Imitomyia hungarica

Scientific classification
- Kingdom: Animalia
- Phylum: Arthropoda
- Class: Insecta
- Order: Diptera
- Family: Tachinidae
- Subfamily: Dexiinae
- Tribe: Imitomyiini
- Genus: Imitomyia
- Species: I. hungarica
- Binomial name: Imitomyia hungarica (Thalhammer, 1897)
- Synonyms: Himantostoma hungarica Thalhammer, 1897;

= Imitomyia hungarica =

- Authority: (Thalhammer, 1897)
- Synonyms: Himantostoma hungarica

Species of fly

Imitomyia hungarica is a species of fly in the family Tachinidae. Found in Hungary, it was described as a new species in 1897 by the Hungarian entomologist János Thalhammer.

==Description==

Imitomyia hungarica is a dipteran species (true fly) measuring 3 mm in length, with a black, opaque body.

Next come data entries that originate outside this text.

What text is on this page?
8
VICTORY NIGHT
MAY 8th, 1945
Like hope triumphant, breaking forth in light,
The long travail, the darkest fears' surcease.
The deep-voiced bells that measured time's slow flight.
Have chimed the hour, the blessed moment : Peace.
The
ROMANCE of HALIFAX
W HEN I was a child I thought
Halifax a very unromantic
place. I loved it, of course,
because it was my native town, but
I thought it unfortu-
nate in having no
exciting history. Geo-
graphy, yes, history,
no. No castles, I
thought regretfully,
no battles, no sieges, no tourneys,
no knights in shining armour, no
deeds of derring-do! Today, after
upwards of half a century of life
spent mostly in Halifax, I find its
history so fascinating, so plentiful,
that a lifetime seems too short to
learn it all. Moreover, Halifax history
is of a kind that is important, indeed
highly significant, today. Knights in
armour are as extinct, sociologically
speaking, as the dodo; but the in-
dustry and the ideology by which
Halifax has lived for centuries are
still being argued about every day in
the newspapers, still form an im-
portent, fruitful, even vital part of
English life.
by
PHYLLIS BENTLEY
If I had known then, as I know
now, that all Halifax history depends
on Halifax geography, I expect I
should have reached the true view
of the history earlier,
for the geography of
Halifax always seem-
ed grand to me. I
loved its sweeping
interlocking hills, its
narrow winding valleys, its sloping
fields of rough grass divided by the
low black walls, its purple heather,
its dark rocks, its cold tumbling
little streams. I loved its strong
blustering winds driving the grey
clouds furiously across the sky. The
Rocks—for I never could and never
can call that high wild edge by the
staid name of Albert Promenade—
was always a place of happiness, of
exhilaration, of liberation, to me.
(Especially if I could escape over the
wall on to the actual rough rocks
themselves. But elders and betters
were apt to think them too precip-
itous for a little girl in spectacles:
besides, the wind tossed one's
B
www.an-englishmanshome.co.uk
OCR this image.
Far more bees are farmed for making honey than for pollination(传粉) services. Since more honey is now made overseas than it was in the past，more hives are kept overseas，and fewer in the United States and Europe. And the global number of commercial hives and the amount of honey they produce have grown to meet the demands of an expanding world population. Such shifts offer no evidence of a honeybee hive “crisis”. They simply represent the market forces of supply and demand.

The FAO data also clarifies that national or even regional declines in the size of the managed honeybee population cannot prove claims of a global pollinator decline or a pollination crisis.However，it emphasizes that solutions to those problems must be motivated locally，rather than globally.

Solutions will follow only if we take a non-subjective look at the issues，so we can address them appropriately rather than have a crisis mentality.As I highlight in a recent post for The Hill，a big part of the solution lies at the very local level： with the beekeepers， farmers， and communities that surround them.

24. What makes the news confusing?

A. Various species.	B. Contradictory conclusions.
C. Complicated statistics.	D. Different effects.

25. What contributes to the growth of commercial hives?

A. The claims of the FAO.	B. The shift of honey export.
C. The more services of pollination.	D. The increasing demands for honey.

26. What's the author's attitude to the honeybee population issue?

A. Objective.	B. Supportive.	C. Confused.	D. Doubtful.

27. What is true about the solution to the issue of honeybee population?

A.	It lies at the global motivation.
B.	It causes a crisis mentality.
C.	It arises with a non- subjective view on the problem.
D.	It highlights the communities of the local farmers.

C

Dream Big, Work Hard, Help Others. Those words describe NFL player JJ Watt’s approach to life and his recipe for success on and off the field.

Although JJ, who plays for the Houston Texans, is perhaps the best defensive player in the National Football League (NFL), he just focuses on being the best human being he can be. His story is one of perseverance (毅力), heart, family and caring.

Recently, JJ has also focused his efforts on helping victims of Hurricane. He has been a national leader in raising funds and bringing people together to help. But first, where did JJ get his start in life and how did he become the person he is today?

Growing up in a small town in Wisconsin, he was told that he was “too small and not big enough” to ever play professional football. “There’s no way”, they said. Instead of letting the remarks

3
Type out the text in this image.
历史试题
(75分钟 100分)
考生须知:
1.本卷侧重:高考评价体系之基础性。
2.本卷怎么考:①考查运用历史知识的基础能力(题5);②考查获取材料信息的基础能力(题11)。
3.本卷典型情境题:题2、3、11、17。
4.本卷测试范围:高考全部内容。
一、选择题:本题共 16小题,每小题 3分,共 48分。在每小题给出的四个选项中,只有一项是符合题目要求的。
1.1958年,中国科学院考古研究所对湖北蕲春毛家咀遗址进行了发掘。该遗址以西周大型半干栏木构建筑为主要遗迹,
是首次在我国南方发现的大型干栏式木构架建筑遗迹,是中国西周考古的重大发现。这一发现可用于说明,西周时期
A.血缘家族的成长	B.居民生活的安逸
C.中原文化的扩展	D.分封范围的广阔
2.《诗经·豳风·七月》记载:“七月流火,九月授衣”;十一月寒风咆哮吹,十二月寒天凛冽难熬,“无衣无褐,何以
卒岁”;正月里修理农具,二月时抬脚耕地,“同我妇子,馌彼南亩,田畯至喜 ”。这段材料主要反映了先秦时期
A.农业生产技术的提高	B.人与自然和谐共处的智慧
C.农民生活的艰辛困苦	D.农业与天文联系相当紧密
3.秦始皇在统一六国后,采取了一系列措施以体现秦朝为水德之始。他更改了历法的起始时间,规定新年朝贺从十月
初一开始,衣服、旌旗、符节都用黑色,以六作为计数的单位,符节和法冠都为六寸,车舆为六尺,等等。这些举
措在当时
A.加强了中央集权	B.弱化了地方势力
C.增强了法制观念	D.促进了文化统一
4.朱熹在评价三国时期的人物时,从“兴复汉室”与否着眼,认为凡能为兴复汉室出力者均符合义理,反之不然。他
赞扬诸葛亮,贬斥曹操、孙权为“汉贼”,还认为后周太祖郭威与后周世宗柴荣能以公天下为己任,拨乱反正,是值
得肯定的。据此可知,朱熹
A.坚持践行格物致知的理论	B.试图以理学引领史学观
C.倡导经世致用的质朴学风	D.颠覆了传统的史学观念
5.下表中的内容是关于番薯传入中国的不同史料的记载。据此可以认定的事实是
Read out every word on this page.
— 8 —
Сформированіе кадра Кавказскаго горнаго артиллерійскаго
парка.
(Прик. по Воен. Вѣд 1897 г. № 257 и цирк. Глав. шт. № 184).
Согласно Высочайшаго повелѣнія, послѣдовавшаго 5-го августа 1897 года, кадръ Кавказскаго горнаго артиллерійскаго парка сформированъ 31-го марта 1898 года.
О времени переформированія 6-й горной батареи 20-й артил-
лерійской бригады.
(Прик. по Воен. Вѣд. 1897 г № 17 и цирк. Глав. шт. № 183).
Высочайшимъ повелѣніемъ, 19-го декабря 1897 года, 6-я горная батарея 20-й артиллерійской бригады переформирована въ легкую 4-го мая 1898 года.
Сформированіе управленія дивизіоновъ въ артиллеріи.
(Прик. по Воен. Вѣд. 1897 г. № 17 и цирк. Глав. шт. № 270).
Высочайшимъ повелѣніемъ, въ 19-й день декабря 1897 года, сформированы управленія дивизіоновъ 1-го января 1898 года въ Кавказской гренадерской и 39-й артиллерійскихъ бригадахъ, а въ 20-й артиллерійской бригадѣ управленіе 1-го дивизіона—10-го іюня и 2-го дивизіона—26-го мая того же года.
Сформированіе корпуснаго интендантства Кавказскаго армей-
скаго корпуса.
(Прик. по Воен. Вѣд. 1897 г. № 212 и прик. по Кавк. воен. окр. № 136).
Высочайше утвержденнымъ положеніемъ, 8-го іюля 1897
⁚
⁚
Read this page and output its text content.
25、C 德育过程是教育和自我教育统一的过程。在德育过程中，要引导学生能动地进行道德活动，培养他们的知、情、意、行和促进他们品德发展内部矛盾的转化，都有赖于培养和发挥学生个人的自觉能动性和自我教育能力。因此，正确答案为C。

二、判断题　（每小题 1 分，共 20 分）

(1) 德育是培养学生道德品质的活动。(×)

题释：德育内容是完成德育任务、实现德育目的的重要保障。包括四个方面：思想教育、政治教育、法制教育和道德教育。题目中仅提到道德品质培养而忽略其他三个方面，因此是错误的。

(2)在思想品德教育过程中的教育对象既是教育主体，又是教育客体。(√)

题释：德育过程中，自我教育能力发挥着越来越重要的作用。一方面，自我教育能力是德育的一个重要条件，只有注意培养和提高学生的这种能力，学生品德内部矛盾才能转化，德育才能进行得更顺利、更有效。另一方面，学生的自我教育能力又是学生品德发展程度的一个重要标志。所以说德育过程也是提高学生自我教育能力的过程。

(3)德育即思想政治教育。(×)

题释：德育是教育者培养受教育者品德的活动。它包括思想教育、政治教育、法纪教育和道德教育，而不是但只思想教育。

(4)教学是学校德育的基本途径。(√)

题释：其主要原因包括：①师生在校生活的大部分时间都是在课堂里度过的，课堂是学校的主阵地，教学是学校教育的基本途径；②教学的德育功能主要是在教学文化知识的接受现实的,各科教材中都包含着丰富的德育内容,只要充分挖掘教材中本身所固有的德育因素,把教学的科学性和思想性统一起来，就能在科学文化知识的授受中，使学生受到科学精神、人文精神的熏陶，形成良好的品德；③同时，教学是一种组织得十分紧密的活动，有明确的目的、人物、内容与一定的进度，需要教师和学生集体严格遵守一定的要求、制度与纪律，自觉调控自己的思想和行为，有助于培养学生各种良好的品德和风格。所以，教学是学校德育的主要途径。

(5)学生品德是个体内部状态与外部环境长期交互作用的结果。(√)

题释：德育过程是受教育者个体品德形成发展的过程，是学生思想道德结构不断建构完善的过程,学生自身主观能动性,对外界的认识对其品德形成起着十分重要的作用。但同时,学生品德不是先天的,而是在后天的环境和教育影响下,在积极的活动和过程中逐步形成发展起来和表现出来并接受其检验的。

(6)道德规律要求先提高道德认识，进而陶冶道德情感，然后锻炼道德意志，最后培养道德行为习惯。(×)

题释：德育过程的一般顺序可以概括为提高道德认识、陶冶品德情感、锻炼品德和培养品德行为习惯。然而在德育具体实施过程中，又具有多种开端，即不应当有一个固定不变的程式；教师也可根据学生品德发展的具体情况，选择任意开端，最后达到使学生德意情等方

The thorax (middle body segment) is lightly dusted with ash-grey pollinosity (a fine, powdery coating), while the abdomen (rear body segment) is flattened and densely covered with black hairs and a thicker coating of ash-grey pollinosity.

The eyes are bare (lacking hair) and nearly touching at the top of the head. The frontal stripe is black, thread-like at the vertex (top of the head). The orbital areas are whitish-grey, and the face is bare and black below the middle, with a small bump. The cheeks are hairy, and the mouth opening is fringed with longer hairs. The proboscis (feeding appendage) is long, slender, and jointed twice.

The wings are hyaline (transparent and glassy). The fourth longitudinal vein is curved but lacks an appendage. The veins show distinctive characteristics: the marginal vein extends to the tip of the third longitudinal vein; the transverse middle vein is positioned below the tip of the first longitudinal vein and is more distant from the base than from the tip of the discal cell; the posterior transverse vein is closer to the apex of the posterior first cell than to its base.

The legs are sparsely covered with hairs. The antennae are black, with the third segment four times longer than the second, bearing a black seta (bristle) that is barely pubescent (covered with fine hairs). The halters (small knobbed structures behind the wings that help with balance) are brown, and the scales are white.

The thorax and scutellum(small plate behind the thorax) are black with very fine dust. The scutellum has four slightly stronger bristles on its margin and apex.

==Distribution==

Imitomyia hungarica is known from Hungary, with the type specimen collected in Apaj, Pest County. This locality is situated in central Hungary within the Pannonian biogeographical region, characterized by its continental climate and lowland plains. The original specimen was collected by Kálmán Kertész.